Temperatures now down to early 30's.....so there was an opportunity for _styling and profiling!_

Plus I had a bit of business to sort out at a Brit Equestrian/Adventure Holiday centre in Fuente Vera....so it was time to fire the bike up.

Arrived in Fuente Vera......a small village on the Altiplano....



















Once you go through the village, a spot of offroading is called for!










The views here are incredible.....miles and miles of tracks for horseriding, mountain biking, motorcycling etc.



















I had a bodyguard at my side at all times.....










Here's some of the horses.....beautifully kept.

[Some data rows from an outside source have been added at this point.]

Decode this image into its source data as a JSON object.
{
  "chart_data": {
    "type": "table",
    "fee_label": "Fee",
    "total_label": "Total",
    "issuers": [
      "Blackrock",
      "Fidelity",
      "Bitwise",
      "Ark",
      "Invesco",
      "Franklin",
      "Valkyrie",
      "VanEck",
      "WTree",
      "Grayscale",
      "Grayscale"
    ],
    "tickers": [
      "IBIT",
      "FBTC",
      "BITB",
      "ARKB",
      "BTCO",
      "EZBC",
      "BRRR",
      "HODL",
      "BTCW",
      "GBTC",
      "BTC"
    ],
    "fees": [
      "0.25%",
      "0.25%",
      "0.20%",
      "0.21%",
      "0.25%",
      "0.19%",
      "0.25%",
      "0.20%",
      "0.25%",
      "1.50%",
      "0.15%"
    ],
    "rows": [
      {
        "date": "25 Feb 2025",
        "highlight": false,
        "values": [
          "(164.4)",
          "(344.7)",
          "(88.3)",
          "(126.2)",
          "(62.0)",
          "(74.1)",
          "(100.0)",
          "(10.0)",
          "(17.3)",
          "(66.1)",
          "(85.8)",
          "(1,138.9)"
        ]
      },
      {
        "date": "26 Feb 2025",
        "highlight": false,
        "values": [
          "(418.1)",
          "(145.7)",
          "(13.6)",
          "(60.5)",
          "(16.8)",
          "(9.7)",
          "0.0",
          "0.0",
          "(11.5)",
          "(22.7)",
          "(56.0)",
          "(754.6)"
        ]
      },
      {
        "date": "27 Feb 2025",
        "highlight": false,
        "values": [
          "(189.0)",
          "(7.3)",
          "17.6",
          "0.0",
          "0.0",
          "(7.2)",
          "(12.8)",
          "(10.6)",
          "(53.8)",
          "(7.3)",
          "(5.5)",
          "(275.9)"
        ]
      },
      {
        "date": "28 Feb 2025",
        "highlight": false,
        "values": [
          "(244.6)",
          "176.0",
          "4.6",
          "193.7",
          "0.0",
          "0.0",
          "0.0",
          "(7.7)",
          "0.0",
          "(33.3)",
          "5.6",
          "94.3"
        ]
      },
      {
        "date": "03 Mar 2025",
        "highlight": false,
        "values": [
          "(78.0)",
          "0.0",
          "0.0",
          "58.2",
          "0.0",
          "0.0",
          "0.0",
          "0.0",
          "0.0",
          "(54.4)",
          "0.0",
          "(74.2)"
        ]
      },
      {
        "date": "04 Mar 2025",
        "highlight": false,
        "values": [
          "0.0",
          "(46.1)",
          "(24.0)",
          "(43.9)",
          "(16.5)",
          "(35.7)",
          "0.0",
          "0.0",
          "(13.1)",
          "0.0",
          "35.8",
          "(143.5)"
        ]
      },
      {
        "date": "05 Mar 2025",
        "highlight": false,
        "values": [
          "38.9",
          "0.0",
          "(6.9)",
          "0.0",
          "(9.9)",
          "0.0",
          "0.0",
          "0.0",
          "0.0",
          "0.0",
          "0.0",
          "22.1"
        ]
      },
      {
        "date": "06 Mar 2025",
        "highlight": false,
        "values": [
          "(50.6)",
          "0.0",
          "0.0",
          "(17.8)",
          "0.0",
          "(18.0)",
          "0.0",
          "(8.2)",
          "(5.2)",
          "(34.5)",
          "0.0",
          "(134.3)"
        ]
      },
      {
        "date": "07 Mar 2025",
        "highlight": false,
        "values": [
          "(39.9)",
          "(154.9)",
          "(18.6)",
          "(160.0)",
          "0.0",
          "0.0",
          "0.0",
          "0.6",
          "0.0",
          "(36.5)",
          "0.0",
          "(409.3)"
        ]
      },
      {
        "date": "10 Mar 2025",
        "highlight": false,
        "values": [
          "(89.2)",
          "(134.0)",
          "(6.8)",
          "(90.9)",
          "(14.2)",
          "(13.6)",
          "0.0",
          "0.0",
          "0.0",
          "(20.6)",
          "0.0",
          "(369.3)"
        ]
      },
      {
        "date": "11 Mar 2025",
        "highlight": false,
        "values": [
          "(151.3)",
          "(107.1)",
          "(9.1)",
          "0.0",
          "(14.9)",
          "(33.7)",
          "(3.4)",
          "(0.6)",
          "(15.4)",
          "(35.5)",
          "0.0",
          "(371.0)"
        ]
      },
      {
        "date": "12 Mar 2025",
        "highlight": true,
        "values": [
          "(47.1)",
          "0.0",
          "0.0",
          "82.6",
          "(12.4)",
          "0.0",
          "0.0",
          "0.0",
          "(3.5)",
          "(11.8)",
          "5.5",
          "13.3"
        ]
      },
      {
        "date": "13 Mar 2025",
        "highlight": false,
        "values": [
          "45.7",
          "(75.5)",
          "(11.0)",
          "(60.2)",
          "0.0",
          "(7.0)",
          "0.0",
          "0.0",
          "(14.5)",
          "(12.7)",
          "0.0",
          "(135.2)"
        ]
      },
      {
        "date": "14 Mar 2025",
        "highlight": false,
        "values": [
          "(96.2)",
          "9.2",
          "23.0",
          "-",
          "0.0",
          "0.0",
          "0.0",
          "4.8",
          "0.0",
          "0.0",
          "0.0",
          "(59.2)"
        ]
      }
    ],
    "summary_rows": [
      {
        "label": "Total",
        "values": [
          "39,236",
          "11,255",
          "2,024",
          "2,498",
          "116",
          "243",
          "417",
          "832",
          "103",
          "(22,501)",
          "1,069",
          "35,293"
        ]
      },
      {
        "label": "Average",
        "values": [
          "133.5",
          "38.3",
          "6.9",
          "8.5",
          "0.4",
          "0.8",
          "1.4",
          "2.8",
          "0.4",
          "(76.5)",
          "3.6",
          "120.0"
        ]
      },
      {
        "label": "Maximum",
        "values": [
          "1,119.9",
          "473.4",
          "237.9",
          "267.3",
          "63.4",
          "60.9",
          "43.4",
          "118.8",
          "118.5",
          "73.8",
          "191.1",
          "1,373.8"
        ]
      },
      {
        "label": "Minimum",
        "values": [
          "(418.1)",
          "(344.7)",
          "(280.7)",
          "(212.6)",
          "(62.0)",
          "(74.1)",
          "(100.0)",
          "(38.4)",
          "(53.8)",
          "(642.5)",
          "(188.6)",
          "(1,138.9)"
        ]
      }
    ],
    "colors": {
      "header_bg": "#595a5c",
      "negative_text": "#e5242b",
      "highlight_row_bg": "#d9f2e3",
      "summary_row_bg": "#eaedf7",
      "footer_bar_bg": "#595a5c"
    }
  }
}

The guy who runs the place, Alan Baxter, is a master horseman!




























Down below there are caves that the horses sleep in....










Then it was back on the road again.....on a very dusty bike!










Now this is more my type of surface....










.....and definitely my type of weather!










Have I ever mentioned that I won't _ever_ be going back to Britain?

Not even in a box!


----------



## jojo (Sep 20, 2007)

Beautiful!!! My daughter Ruby wants to live there, she's just seen your pictures, is totally obsessed with horses and animals and is standing over me making me write this!!

Jo xxxx


----------



## Chica (Mar 23, 2009)

Interesting X Lovely pictures of the mountains...the bike's not too bad either

Jo, I was the same as Ruby when I was younger! I used to go crazy when I saw a horse...got on everyone's nerves...lol.


----------



## Tallulah (Feb 16, 2009)

A very nice ride, XT.  We all need a little r&r in our own way from time to time, to blow away the cobwebs and rejuvinate the soul.  Got me thinking....you need a theme tune for when you post these photos out on the bike. Anything in mind??

Tally.


----------



## jojo (Sep 20, 2007)

Tallulah said:


> A very nice ride, XT.  We all need a little r&r in our own way from time to time, to blow away the cobwebs and rejuvinate the soul.  Got me thinking....you need a theme tune for when you post these photos out on the bike. Anything in mind??
> 
> Tally.


Xtreme would probably like "born to be wild", but maybe something a little more classical would suit the mood??

Jo xx


----------



## Chica (Mar 23, 2009)

How about "Thus rode Zarathustra"??


----------